Individuals can have their own telomere profile. In addition to the common profile, it is found that each person has specific characteristics, which are also conserved throughout life. Studies on both twins and families indicate that these individual characteristics are at least partly inherited. The length of individual telomeres might occasionally play a role in the heritability of lifespan. In diseases that result in premature ageing there is accelerated telomere shortening, and this may be partly responsible for the condition. There is new evidence that telomere shortening affects ageing in the general population, and is also likely to affect the way a person ages facially. A mutation in the so-called Peter Pan gene speeds up ageing due to telomere shortening. Up to 7 per cent of the population have two copies of this mutation, and they look up to eight years older than other people of the same age. About one third of the population has one copy, ageing them by three to four years. A fortunate, and fresh-faced, 55 per cent do not have the mutation and they remain youthful-looking for longer. Previous research has linked long telomeres with good health and shorter ones with age-related ills such as heart disease and some cancers. Shorter telomeres may thus be associated with shorter lives. One study found that among people older than 60, those with shorter telomeres were three times more likely to die from heart disease and eight times more likely to die from infectious disease. A study of centenarians, Ashkenazi Jews, found that their offspring have longer telomeres, and these are associated with protection from ageing diseases and better cognitive function, and can confer exceptional longevity.
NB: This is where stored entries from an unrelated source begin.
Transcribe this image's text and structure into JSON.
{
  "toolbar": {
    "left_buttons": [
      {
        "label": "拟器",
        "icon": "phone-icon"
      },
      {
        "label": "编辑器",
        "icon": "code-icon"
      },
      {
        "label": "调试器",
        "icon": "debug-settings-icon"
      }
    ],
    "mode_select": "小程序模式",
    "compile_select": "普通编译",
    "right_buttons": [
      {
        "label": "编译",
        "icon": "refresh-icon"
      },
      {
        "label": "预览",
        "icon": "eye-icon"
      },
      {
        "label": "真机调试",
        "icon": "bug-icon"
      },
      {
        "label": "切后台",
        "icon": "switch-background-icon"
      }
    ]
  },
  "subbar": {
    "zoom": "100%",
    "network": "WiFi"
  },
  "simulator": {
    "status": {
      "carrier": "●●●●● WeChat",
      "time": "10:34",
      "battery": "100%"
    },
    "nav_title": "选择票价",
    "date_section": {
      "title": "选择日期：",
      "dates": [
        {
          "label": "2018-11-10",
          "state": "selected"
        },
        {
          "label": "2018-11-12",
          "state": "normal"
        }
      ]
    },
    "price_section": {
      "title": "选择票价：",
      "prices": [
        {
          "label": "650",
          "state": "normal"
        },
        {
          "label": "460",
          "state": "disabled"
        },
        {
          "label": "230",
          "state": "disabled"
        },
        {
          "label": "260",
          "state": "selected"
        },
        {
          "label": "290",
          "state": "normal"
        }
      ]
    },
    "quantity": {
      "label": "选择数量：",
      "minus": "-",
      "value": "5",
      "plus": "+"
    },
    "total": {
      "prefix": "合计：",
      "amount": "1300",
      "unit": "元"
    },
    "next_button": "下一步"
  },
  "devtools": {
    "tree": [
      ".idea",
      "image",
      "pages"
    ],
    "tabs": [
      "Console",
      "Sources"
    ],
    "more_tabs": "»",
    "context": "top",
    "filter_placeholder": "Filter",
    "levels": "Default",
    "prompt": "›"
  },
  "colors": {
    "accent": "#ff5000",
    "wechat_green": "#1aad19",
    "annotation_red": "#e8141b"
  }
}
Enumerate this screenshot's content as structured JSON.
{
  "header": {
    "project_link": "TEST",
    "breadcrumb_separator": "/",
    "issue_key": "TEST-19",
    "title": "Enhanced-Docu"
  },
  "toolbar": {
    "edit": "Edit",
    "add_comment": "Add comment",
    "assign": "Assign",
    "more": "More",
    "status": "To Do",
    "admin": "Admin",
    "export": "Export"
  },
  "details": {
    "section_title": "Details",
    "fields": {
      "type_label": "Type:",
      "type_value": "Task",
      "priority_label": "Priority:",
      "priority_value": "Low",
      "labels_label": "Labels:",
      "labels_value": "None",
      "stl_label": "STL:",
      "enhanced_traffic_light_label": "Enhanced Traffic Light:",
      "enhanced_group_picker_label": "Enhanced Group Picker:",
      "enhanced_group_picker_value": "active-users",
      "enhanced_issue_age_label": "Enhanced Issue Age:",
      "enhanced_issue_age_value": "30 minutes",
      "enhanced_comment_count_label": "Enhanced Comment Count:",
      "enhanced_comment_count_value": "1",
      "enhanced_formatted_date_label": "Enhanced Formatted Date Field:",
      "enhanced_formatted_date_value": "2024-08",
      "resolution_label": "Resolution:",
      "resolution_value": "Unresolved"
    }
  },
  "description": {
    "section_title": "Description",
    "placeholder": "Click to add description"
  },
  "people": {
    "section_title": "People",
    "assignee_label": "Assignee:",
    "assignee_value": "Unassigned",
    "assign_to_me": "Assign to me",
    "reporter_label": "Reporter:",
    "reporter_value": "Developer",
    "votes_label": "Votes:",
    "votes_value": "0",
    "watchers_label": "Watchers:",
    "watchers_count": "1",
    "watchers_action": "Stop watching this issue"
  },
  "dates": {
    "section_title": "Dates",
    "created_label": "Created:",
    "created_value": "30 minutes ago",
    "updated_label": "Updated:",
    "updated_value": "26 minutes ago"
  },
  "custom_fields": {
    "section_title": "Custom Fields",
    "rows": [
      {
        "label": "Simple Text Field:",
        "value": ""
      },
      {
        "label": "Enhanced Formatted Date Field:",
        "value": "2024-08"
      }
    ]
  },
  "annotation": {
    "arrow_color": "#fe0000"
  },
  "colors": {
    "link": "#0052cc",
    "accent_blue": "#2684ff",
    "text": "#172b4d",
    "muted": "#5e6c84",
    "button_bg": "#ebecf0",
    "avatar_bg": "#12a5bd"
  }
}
There is increasing evidence that the nervous system may act as a central regulator of ageing by coordinating the physiology of body tissues. In worms, a number of different mutations that disrupt the function of sensory neurons extend lifespan. Furthermore, killing of specific neurons can increase lifespan in worms and flies. An intriguing question is whether functional disconnection in the brain leads to disruption of brain-systemic feedback loops involving crucial hormonal and autonomic systems. Such a loss of integrated function may contribute to age-related physiological changes, such as hypertension and insulin resistance, and predispose individuals to age-related pathological changes in the brain. It will be exciting to explore the extent of these functional connections in future studies.